L'ONU ouvre des négociations pour préserver la haute mer

L'ONU entend réagir à une situation climatique [AFP PHOTO / ALEXIS ROSENFELD]

L’ONU met le cap sur l’océan. Les ­Nations unies inaugurent mardi un cycle de négociations sur l’exploitation de la haute mer, cette zone maritime qui couvre près de 46 % de la surface de la planète.

Les pourparlers, menés à New York, doivent permettre d’établir d’ici 2020 un cadre juridique contraignant, capable d’enrayer la dégra­dation des ressources et de la biodiversité des océans. Quatre sessions de discussions de deux semaines chacune sont prévues pendant deux ans.

Une protection internationale nécessaire pour préserver ces immenses eaux, situées au-delà des juridictions nationales - la haute mer n'appartient à aucun Etat -, menacées par le changement climatique, le développement du transport maritime ou les industries ­extractives.

Face à l’urgence, les 193 Etats devront s’entendre sur le partage de connaissances en technologie marine, la création de zones protégées et la répartition des ­ressources génétiques marines. Les fonds marins offrent en effet une richesse génétique unique, sujet de convoitise pour leur utilisation dans la fabrication des médicaments du futur.
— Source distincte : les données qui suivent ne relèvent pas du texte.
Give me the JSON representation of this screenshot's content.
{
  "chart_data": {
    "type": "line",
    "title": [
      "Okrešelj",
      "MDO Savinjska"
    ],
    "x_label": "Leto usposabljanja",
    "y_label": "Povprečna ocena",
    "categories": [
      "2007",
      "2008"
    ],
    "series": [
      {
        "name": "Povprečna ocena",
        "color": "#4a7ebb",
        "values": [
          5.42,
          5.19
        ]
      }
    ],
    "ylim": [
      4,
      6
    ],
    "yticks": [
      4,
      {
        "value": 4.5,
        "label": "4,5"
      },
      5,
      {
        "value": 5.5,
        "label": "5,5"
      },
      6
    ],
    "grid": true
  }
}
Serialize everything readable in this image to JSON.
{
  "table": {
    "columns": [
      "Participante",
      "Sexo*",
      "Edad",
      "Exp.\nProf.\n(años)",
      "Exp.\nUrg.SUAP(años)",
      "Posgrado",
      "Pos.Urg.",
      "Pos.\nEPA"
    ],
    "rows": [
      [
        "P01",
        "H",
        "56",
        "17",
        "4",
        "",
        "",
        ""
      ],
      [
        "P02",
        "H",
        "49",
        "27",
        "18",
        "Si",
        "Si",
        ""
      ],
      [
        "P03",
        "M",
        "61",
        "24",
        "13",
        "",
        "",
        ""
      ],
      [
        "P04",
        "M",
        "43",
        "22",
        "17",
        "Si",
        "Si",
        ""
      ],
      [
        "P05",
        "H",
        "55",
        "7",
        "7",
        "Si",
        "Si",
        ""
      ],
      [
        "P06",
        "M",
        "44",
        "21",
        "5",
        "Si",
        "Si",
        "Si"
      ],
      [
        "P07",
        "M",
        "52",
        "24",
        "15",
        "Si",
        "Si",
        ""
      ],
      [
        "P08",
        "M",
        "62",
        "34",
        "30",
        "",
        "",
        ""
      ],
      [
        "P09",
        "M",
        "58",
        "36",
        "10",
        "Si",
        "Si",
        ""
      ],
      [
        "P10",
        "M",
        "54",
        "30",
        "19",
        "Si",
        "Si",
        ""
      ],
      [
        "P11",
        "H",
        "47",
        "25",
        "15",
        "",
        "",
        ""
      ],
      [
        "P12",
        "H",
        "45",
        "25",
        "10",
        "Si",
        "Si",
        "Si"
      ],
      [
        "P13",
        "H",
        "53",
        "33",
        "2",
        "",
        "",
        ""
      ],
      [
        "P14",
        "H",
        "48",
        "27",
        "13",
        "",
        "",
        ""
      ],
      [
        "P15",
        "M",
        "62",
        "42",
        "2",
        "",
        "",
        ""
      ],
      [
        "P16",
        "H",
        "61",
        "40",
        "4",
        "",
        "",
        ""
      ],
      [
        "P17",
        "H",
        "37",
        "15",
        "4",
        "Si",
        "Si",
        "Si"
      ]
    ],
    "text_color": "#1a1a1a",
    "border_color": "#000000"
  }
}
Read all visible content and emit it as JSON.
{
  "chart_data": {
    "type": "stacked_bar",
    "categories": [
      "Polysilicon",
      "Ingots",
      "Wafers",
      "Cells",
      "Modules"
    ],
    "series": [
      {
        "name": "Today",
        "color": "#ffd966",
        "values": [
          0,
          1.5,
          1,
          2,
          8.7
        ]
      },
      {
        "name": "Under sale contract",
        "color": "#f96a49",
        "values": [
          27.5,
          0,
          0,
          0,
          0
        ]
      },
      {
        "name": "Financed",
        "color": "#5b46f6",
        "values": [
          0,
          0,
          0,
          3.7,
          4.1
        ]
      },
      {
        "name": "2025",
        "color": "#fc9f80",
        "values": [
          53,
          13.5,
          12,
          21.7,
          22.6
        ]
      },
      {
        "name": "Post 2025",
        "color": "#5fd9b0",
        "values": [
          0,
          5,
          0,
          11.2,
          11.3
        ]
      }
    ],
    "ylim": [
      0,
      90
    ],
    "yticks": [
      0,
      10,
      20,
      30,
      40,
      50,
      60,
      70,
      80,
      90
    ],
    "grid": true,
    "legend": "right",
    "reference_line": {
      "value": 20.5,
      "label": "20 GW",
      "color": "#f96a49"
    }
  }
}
Des avancées auxquelles la Russie, le Japon ou les Etats-Unis risquent néanmoins de faire obstacle, redoutant une limitation de la pêche industrielle. En 1982, les Nations unies avaient adopté une convention sur le droit de la mer mais qui gardait pour la haute mer un principe de liberté, de survol, de navigation, de pêche et de recherche scientifique. Entrée en vigueur en 1994, les Etats-Unis avaient refusé d'y adhérer.